In today’s Major League Baseball (MLB), cannabidiol (CBD) sits in a nuanced space between evolving drug policy, sports medicine practice, and shifting federal hemp rules. Understanding where CBD fits requires looking at both the league’s Joint Drug Program and how teams actually approach player health.

In late 2019, MLB and the MLB Players Association removed “natural cannabinoids”—including THC, CBD and marijuana—from the list of “Drugs of Abuse” in the Joint Drug Prevention and Treatment Program. Instead of treating cannabis the way it treats opioids or cocaine, the league now handles marijuana-related conduct similarly to alcohol: players can use it legally off the field but may face evaluation or discipline if their behavior or performance raises concern, or if they show up impaired.

For CBD specifically, this shift opened the door for players to use hemp-derived products without automatic sanction under the major league drug program. Historically, minor league drug policies were stricter and explicitly listed CBD alongside marijuana as a “drug of abuse,” though these documents pre-date the major 2019 reforms and MLB’s later consolidation of MiLB, so policies have been evolving. In practical terms, players now weigh medical benefit against risk of contamination rather than fear of an automatic suspension.

Sports medicine staffs focus heavily on that contamination risk. While the World Anti-Doping Agency removed CBD from its prohibited list starting in 2018, it kept THC banned in-competition above a threshold level and repeatedly cautioned that many CBD extracts contain enough THC to trigger a positive test. MLB echoed this concern in a 2020 memo advising clubs to rely on hemp-based CBD products tested and certified by NSF International to reduce the chance of unexpected THC or other contaminants.

Clinically, team doctors see CBD as one potential tool, especially for players dealing with chronic pain, sleep disturbances, or anxiety around the grind of a 162-game season. Early research suggests CBD may help with certain types of chronic pain and inflammation, though evidence is still limited and doses, delivery methods, and long-term safety are not firmly standardized. Many medical staffs therefore position CBD as a complementary option—something to consider alongside established treatments, not a magic replacement for physical therapy, rest, or approved medications.

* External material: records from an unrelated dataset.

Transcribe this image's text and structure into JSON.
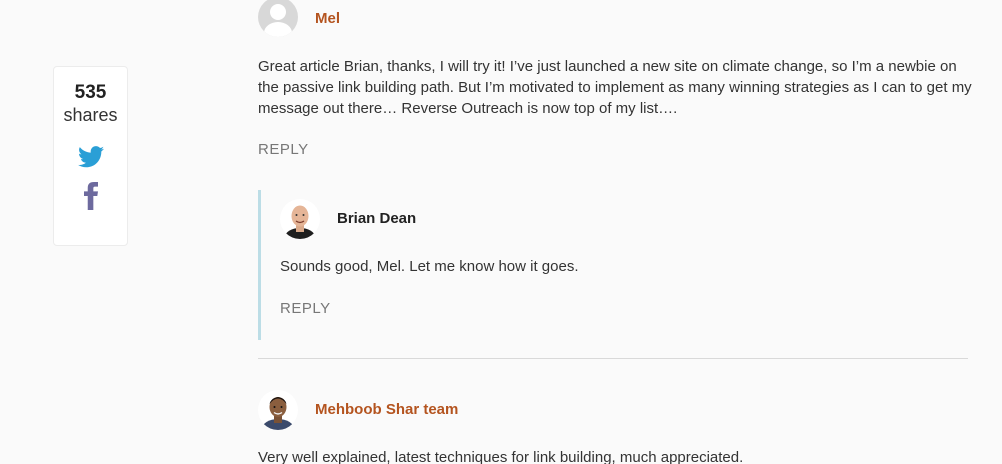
{
  "share": {
    "count": "535",
    "label": "shares",
    "twitter_icon": "twitter-icon",
    "facebook_icon": "facebook-icon",
    "twitter_color": "#2a9fd6",
    "facebook_color": "#6d6a9e"
  },
  "comments": [
    {
      "author": "Mel",
      "text": "Great article Brian, thanks, I will try it! I’ve just launched a new site on climate change, so I’m a newbie on the passive link building path. But I’m motivated to implement as many winning strategies as I can to get my message out there… Reverse Outreach is now top of my list….",
      "reply_label": "REPLY",
      "author_color": "#b4541f"
    },
    {
      "author": "Brian Dean",
      "text": "Sounds good, Mel. Let me know how it goes.",
      "reply_label": "REPLY",
      "author_color": "#222222",
      "thread_bar_color": "#bcdde6"
    },
    {
      "author": "Mehboob Shar team",
      "text": "Very well explained, latest techniques for link building, much appreciated.",
      "author_color": "#b4541f"
    }
  ]
}
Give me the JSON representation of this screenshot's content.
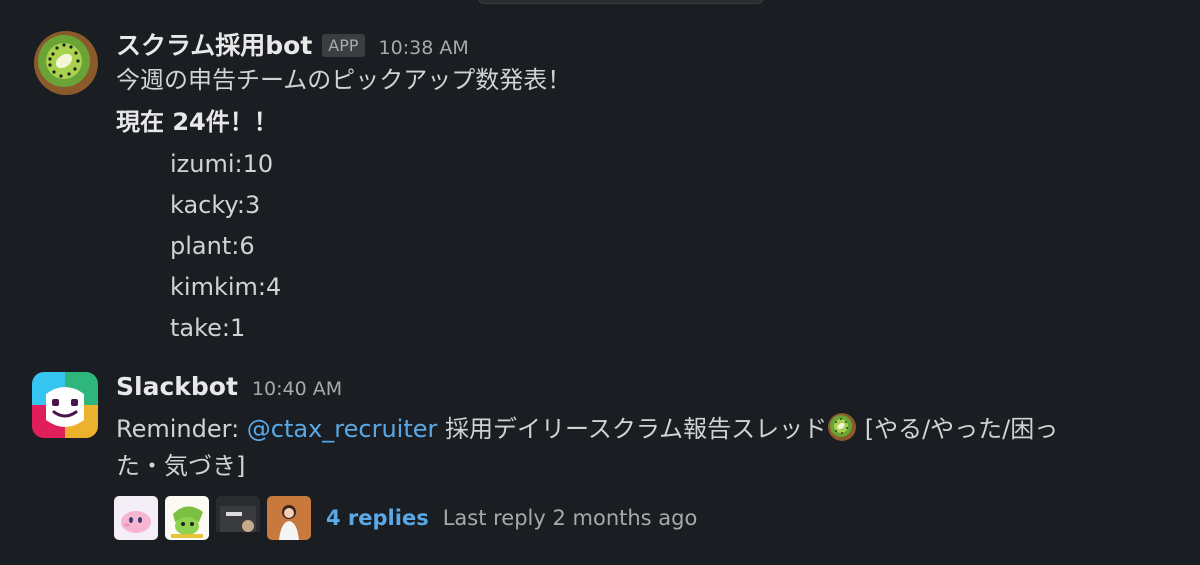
{
  "messages": [
    {
      "author": "スクラム採用bot",
      "badge": "APP",
      "time": "10:38 AM",
      "avatar_icon": "kiwi-icon",
      "lines": {
        "intro": "今週の申告チームのピックアップ数発表！",
        "total": "現在 24件！！",
        "counts": [
          "izumi:10",
          "kacky:3",
          "plant:6",
          "kimkim:4",
          "take:1"
        ]
      }
    },
    {
      "author": "Slackbot",
      "time": "10:40 AM",
      "avatar_icon": "slackbot-icon",
      "reminder_prefix": "Reminder: ",
      "mention": "@ctax_recruiter",
      "reminder_text": " 採用デイリースクラム報告スレッド",
      "reminder_suffix": " [やる/やった/困っ",
      "reminder_line2": "た・気づき]",
      "inline_icon": "kiwi-icon",
      "thread": {
        "reply_count": "4 replies",
        "last_reply": "Last reply 2 months ago",
        "participant_icons": [
          "pink-blob-avatar",
          "green-character-avatar",
          "freee-shirt-avatar",
          "person-avatar"
        ]
      }
    }
  ],
  "colors": {
    "background": "#1a1d21",
    "link": "#5aa9e6",
    "text": "#d1d2d3"
  }
}
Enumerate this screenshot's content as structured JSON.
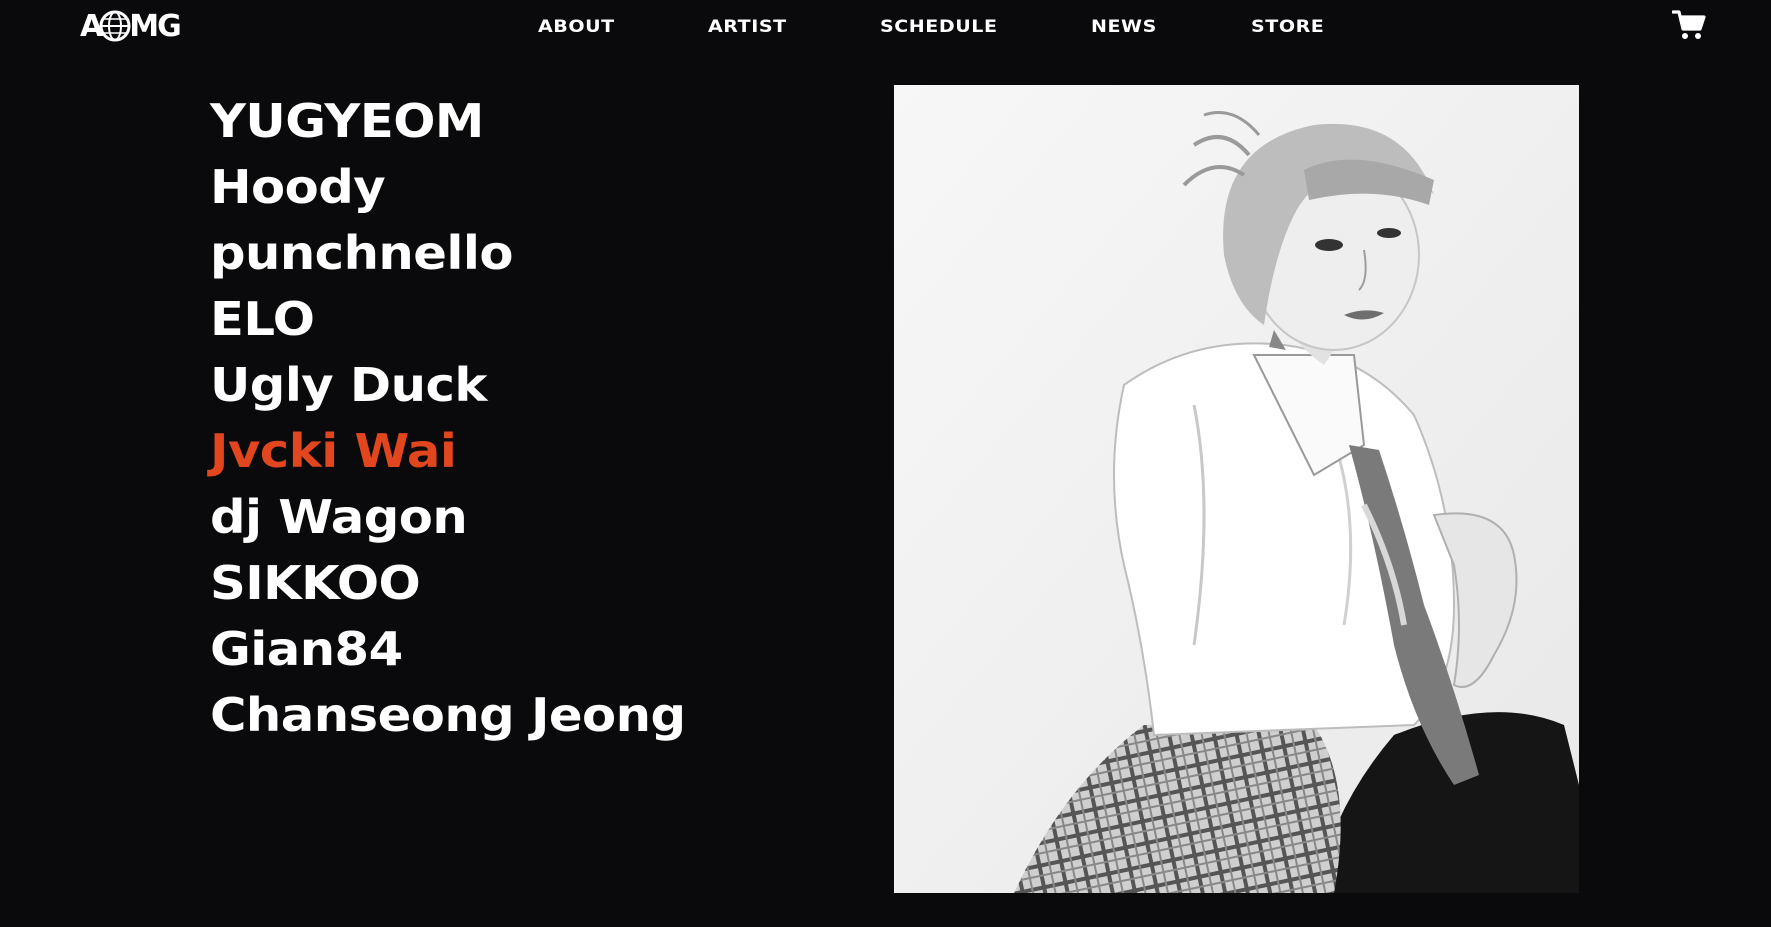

Off the field, CBD is also becoming part of MLB’s commercial environment. The league’s partnership with Charlotte’s Web, a hemp-derived CBD brand, signaled that MLB is willing to associate its name with CBD products, although consumer advocates have urged caution and clearer oversight. At the same time, players remain barred from most direct sponsorship deals with cannabis companies, and team or league branding around intoxicating products is tightly controlled.

Adding another layer of complexity, federal regulators still do not treat CBD like an ordinary supplement. The U.S. Food and Drug Administration maintains that CBD is not a lawful ingredient in conventional foods or dietary supplements without further rulemaking, which keeps labeling, dosing, and quality standards inconsistent. Recent federal moves to tighten hemp and THC rules could further constrict which products remain legal and widely available, particularly full-spectrum CBD and hemp beverages.

Taken together, CBD in pro baseball now occupies a cautiously permitted space: no longer a banned “drug of abuse” at the major-league level, increasingly visible in league partnerships, and tentatively used by some players under medical supervision. Yet it lives under a cloud of regulatory uncertainty and scientific “work in progress.” For players and teams, the smart approach is conservative—favor certified products, integrate CBD within a broader sports medicine plan, and stay alert as both MLB rules and federal hemp laws continue to evolve.